Crazy Days Of Summer
By TOM MORTON
Remember the good ole days of summertime when you were out of school and could continue to go barefoot after being in school without shoes? Now that’s not allowed these days for some reason.
I remember going to school, even in the first grade, without shoes on my feet but I had on my denim overalls and felt like the king of the hill. But my first-grade teacher brought me back down to earth when the bells rang out at Indian Springs Elementary. I would soon learn that I would be sentenced to Jackson Elementary by the time I got to third grade; I was under a very good teacher, Mrs. Comer, wife of the agriculture teacher (FFA). While my three brothers took “ag”, I did not because of the fight I had with polio beginning at age nine. I missed all the work (and fun?) of building things in the shop which my brothers enjoyed, but I did get “punished” by having to “chop” around the large sweet potato patch of my oldest brother.

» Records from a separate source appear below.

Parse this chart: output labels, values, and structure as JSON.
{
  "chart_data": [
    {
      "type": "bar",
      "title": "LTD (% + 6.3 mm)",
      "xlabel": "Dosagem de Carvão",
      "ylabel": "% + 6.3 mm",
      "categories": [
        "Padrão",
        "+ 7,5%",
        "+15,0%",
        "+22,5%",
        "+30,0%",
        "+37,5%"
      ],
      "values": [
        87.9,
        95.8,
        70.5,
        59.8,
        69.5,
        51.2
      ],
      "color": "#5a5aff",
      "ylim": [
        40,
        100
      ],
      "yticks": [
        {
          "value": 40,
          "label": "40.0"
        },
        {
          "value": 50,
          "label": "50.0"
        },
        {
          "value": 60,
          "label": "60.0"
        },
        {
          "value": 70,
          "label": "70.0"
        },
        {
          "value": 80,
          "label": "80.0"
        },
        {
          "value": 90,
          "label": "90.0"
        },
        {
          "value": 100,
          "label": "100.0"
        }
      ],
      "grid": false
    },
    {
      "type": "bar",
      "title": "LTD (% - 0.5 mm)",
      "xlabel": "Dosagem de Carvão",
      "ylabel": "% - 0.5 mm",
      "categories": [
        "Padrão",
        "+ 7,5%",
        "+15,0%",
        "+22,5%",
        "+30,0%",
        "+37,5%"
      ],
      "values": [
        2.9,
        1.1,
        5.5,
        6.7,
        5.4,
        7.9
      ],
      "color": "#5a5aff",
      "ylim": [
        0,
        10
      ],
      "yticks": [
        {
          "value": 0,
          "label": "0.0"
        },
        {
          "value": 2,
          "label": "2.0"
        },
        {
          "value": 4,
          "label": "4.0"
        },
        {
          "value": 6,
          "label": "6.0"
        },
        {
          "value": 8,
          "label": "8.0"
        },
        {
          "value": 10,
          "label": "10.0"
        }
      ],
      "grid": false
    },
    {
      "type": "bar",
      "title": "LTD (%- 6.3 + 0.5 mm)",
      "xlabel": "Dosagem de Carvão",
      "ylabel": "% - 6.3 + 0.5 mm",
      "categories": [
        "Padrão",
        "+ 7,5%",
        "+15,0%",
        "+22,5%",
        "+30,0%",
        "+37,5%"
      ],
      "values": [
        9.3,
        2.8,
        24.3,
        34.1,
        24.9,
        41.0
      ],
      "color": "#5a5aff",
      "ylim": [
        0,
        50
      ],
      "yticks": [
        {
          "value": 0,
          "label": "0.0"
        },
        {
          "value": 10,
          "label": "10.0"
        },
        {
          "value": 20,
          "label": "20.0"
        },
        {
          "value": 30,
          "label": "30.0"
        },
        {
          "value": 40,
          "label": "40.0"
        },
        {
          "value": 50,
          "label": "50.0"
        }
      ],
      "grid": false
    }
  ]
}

My two very best friends, Morton and Wayne, continued our friendship even after I was separated from them when I was sent to Jackson Elementary, but they remained at Indian Springs, only to join me later when Indian Springs closed for good, eventually becoming a furniture store.
I remember the good ole days when my dad had the BEST garden around the neighborhood. He and my mom provided for us in many sacrificial ways even though we were poor but rich in love for each other. Since school started in the middle of September (unlike today when school starts too early for everyone, especially the teachers), Mother would order our new school clothes from Sears-Roebuck: two pairs of pants, two sets of underwear and socks, two shirts for each of her four sons, making payments on a monthly basis. She would buy our shoes locally because we tended to outgrow or wear them out fast.
Among the summer trips we had to include times spent with our maternal grandparents until we got too old to visit with them. (Even now my memory takes me back to those times I had with my maternal grandfather in those long walks to the corner grocery store for a Coca-Cola and a bag of Tom’s peanuts.)
On one of those special trips to Louisiana to visit my mother’s only brother to reach adulthood, Uncle LeRoy took us around the area, ordering a ton of fish for a fish fry later that weekend. (Sadly I would retrace that trip when my younger brother Gene, Aunt Leone and Aunt Ruth—two of our mother’s sisters—and I made the trip west for Uncle LeRoy’s funeral in September 1982.)
It was during these important growing-up years that my mother started going back to the church she joined right after she and my Dad had married; Mother had already united with Shiloh Baptist in Jasper County and moved her membership to Macedonia Baptist at Stark. I say this because it opened the door for us four sons, who were already going to a church in Jackson with friends who would come by and take us with them. I firmly believe I was saved at that church but really made my public profession of faith at Macedonia.
So in a revival service, my Dad, three brothers and I made professions of faith and were baptized on Easter Sunday night in 1955. Thus began my lifetime of service to God through His church, being licensed and ordained by Macedonia to be pastor of Adgateville Baptist just south of Monticello, Mother again playing a role even in this as she called me in New Orleans to tell me that Adgateville needed a preacher and they were looking for me.
I came out to preach in view of a call to pastor that church, and I became pastor and eventually ordained in September 1972. The Lord God has been so faithful to me in answering prayers when I really need some serious answers and as He always does, He delivers beyond our wildest expectations. The prime example of this proof is that I needed to work to continue seminary; so on a trip out to Georgia to borrow my brother’s truck to move my belongings back to Georgia, a school system was trying to get me to teach at their high school! Talk about timing, God is always on schedule!
I have learned that Mother’s prayer and God’s will have to be met with positive responses on our part. To those who say there is no God must learn before leaving Planet Earth that God is more real and personal than the people we call family. At the ripe old age of 76, I am still seeking to please God, for it is by faith we come to know Him and the power of His resurrection through the foolishness of preaching (Romans 1:16-17 “For I am not ashamed of the gospel of Christ: for it is the power of God unto salvation to everyone that believeth, to the Jew first, and also to the Greek. For therein is the righteousness of God revealed from faith to faith: as it is written, “The just shall live by faith.”)
To those who deny or say there is no God—no Jesus Christ—I say “Suppose you’re right, what have either of us lost? The answer of course is nothing we have lost.” Then I say “What if I am right? What have we lost? I have lost nothing, but the unbeliever has lost everything!”
So I challenge all who do not know Jesus come to know Him as Savior before you pass from this earth. You will be more than glad if you did. TO GOD BE THE GLORY, GREAT THINGS HE HAS DONE! No Jesus, no peace! Know Jesus, Know peace!